Костёр 1983-11, страница 37

Костёр 1983-11, страница 37

Не в ту сторону мысли текут. Со стула встал, к окну подошел. Сверху за стеклом сосульки длинные висят. Будто с четвертого этажа разнокалиберные ледяные Буратино носы свесили. Я самый длинный нос отломил. Сосулька в руке таять стала, вода на паркет капает.

«...Ледышница, песочница, чернильница...» Совсем мозги не работают...

Мама в комнату заглядывает.

— Как! — изумляется. — Ты не спишь?!

— Шесть секунд! — ее умоляю.

— Господи, — мама раздражается, — хоть ты-то перестань меня доводить. Спать сейчас же. У тебя завтра политинформация.

Точно. Политинформация. Забыл абсолютно. Что делать? Лег спать. Лежу на холодной простыне, сна и в помине нет. Бодрость ощущаю неимоверную. Год могу не спать, только завтра не проснуться будет.

Как люди целые книги пишут — ума не приложу. А тут бьешься над двумя строчками, бьешься... В лепешку разобьюсь, но придумаю. «...Чулочница, носочница, сыщица...» Через некоторое время стало казаться — голова от напряжения сплющивается. За стенкой тахта скрипнула — мама спать улеглась. Она засыпать умеет в одну секунду, просыпаться — в две. Будильник зазвенит, она потянется, глаза откроет. «Дмитрий,— уже говорит, — ты почему не в школе?» Удивительная способность, мне бы так.

Лежу — бодрость все прибывает и прибывает, внутри от бодрости все гудит. Мучения испытываю — ни с чем не сравнимые. «Довольно! — про себя скажу. — Никаких рифм, хорошенького понемножку», а сам все равно думаю.

Вскочил с кровати, к папе на кухню прибежал.

— Папа! — говорю. — У меня стих не получается.

— Так это и хорошо, — папа уныло говорит. — Когда сразу получается — неинтересно. Интерес проснуться не успел — у тебя уже готово.

— Когда долго не получается, интерес опять засыпает, — говорю я.

— Н-да, — папа тусклым голосом говорит. — У меня что-то тоже не очень...

Кофе из кружки отхлебнул, в схему смотрит — морщится, будто зуб простудил.

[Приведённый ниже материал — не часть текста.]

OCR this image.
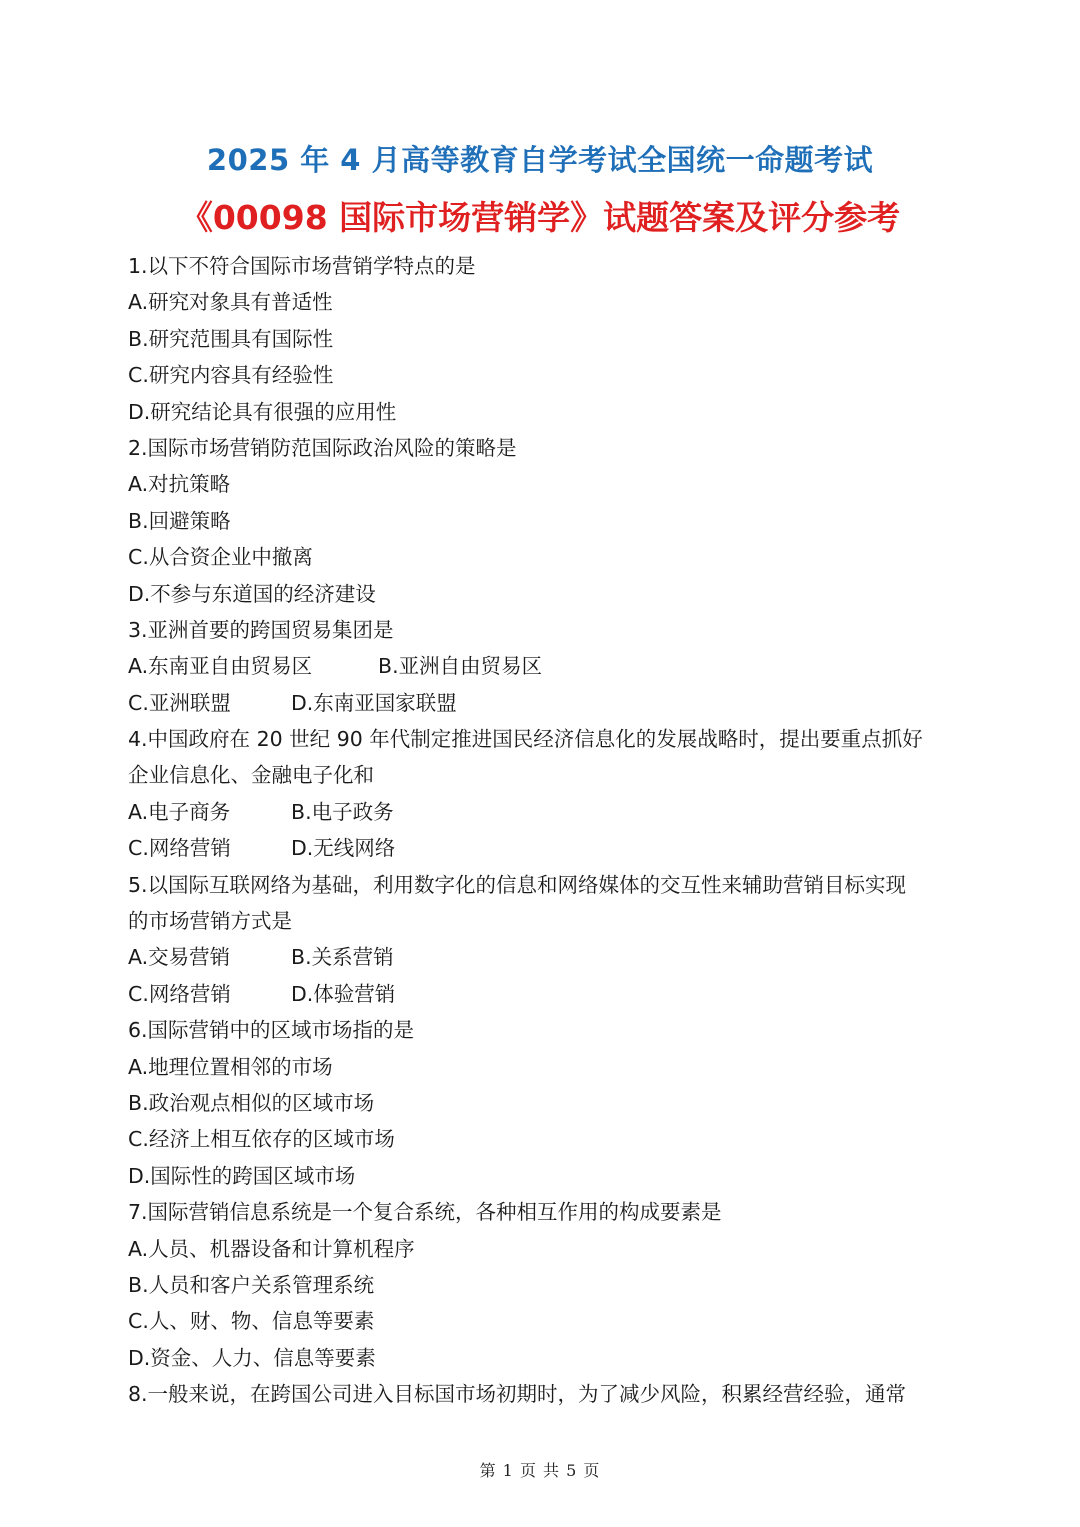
2025 年 4 月高等教育自学考试全国统一命题考试
《00098 国际市场营销学》试题答案及评分参考
1.以下不符合国际市场营销学特点的是
A.研究对象具有普适性
B.研究范围具有国际性
C.研究内容具有经验性
D.研究结论具有很强的应用性
2.国际市场营销防范国际政治风险的策略是
A.对抗策略
B.回避策略
C.从合资企业中撤离
D.不参与东道国的经济建设
3.亚洲首要的跨国贸易集团是
A.东南亚自由贸易区	B.亚洲自由贸易区
C.亚洲联盟	D.东南亚国家联盟
4.中国政府在 20 世纪 90 年代制定推进国民经济信息化的发展战略时，提出要重点抓好
企业信息化、金融电子化和
A.电子商务	B.电子政务
C.网络营销	D.无线网络
5.以国际互联网络为基础，利用数字化的信息和网络媒体的交互性来辅助营销目标实现
的市场营销方式是
A.交易营销	B.关系营销
C.网络营销	D.体验营销
6.国际营销中的区域市场指的是
A.地理位置相邻的市场
B.政治观点相似的区域市场
C.经济上相互依存的区域市场
D.国际性的跨国区域市场
7.国际营销信息系统是一个复合系统，各种相互作用的构成要素是
A.人员、机器设备和计算机程序
B.人员和客户关系管理系统
C.人、财、物、信息等要素
D.资金、人力、信息等要素
8.一般来说，在跨国公司进入目标国市场初期时，为了减少风险，积累经营经验，通常
第 1 页 共 5 页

Опротивела она ему, без слов понятно. Мне тоже стих мой опротивел.

Папа перед собой рукой помахал—дым разогнал, чтоб меня лучше видеть.

— Сын, — серьезно говорит. — Самое главное в жизни — научиться смотреть правде в глаза. Если ты — бездарь, имей мужество вслух сказать: «Я — бездарь». И нечего трепаться.

— Я не бездарь, — говорю. — Я просто слов мало знаю.

— Да я не про тебя, — папа вздыхает. — Я — вообще...

— А-а, — говорю. — Тогда верно. Вот Венька Вербовский любит смелость свою рекламировать. «Мне, — говорит, — хоть что. Хоть контрольная, хоть самостоятельная. Хоть Галина Максимовна, хоть Маргарита Ивановна. Хоть завуч, хоть директор. Сказано, гуляю физику, сделано — гуляю физику...» Перемена кончается, смотришь — первым в класс заплывает. Заплывет да еще и замечание за болтовню на уроке отхватит. Знаменитое трепло.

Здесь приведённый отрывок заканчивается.